Another way to "dry" a wet cell phone is to set it on a dehumidifier. It pulls the water out and has worked three times for me.
I was told that if you put the wet phone in the refrigerator for a couple of days, it draws out the moisture.
You can "force out" the water by using centrifugal force. I dropped my phone in the toilet once and immediately taped it to my ceiling fan and turned the fan on low. Just don't turn the fan on high or you may end up with some unexpected damage.
Use a t6 screwdriver and take apart your phone. Use contact cleaner (RadioShack) and a toothbrush and clean the entire thing. (Warning: do not allow contact cleaner to come into contact with the keypad, only use soap and water for that.) Moisture creates corrosion between resistors and close parts inside the phone. Once this is complete, use compressed air to dry the phone of contact cleaner. Put it back together, and it should work flawlessly.

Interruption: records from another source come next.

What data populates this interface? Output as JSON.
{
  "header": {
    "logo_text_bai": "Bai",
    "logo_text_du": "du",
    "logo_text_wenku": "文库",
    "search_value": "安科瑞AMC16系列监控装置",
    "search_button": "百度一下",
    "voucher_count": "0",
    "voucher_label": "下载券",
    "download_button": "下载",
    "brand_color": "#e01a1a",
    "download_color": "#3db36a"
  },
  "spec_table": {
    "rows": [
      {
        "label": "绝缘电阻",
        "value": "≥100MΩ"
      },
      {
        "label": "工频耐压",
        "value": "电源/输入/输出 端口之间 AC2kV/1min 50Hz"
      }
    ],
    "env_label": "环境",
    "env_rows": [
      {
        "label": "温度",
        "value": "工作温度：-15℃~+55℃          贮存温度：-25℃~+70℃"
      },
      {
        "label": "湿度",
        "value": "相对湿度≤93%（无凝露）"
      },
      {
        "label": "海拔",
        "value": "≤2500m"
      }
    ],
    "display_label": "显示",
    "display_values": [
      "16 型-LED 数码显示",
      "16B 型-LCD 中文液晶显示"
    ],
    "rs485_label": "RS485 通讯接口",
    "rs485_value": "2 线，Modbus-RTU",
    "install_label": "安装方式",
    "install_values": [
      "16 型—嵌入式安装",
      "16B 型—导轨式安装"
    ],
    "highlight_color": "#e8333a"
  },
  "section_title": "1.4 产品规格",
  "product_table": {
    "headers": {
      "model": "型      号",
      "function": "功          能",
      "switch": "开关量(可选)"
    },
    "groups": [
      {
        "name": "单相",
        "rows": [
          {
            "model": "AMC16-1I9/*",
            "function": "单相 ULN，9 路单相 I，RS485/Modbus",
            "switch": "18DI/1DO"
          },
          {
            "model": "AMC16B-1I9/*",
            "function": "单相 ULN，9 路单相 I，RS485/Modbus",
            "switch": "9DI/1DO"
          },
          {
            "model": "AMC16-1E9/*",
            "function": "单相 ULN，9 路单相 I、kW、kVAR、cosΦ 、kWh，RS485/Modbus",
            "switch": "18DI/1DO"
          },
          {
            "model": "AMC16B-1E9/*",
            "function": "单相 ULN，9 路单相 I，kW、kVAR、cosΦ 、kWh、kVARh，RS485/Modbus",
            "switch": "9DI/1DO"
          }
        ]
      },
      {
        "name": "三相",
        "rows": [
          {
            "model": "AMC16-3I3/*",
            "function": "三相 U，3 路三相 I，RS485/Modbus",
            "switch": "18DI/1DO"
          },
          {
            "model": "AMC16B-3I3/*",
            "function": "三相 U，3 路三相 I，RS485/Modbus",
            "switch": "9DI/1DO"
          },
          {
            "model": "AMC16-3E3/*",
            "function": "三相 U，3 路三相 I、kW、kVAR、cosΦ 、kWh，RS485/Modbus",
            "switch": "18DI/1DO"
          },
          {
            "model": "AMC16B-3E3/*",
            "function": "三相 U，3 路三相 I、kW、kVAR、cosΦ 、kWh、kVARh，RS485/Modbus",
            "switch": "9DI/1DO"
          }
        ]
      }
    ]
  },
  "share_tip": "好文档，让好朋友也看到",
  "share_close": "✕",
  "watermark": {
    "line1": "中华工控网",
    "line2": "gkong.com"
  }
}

After rinsing with distilled water, remove as much water as possible using any of the steps mentioned by others, centrifugal force, drying on a window shelf in the sun, in an oven on low with the door open (be careful it doesn't get much over 140 degrees Fahrenheit), and so on. After a day or so, install the battery and the handset should be as good as new.
I've heard that putting your cell phone in a bag of kitty litter works very well.
Set the phone where a cool air conditioner vent will blow on it for a day or two. The air from the a/c unit will draw moisture from the phone.
You can try putting the phone over the vent of a cable box, a television, or a computer monitor. The low heat should gently dry the phone.
I have had good luck using a crock pot on the "low" setting on many things. Shake out the excess water first, and the gentle heat will evaporates the remaining moisture.
Though I exercising suggested caution when using alcohol to dry a phone, reader Heath promised me that method works quite well and is perfectly safe.
My wife has also dropped her phone in water. But I can assure you, alcohol will help dry the phone out quicker, and the phone worked great afterwards. The alcohol displaces the water and then evaporates quickly, leaving the phone completely dry in less time. I took the phone outside and poured the alcohol all over it, shook the excess out, then let it sit out for about eight hours. I put the battery and card back in, and it booted just fine.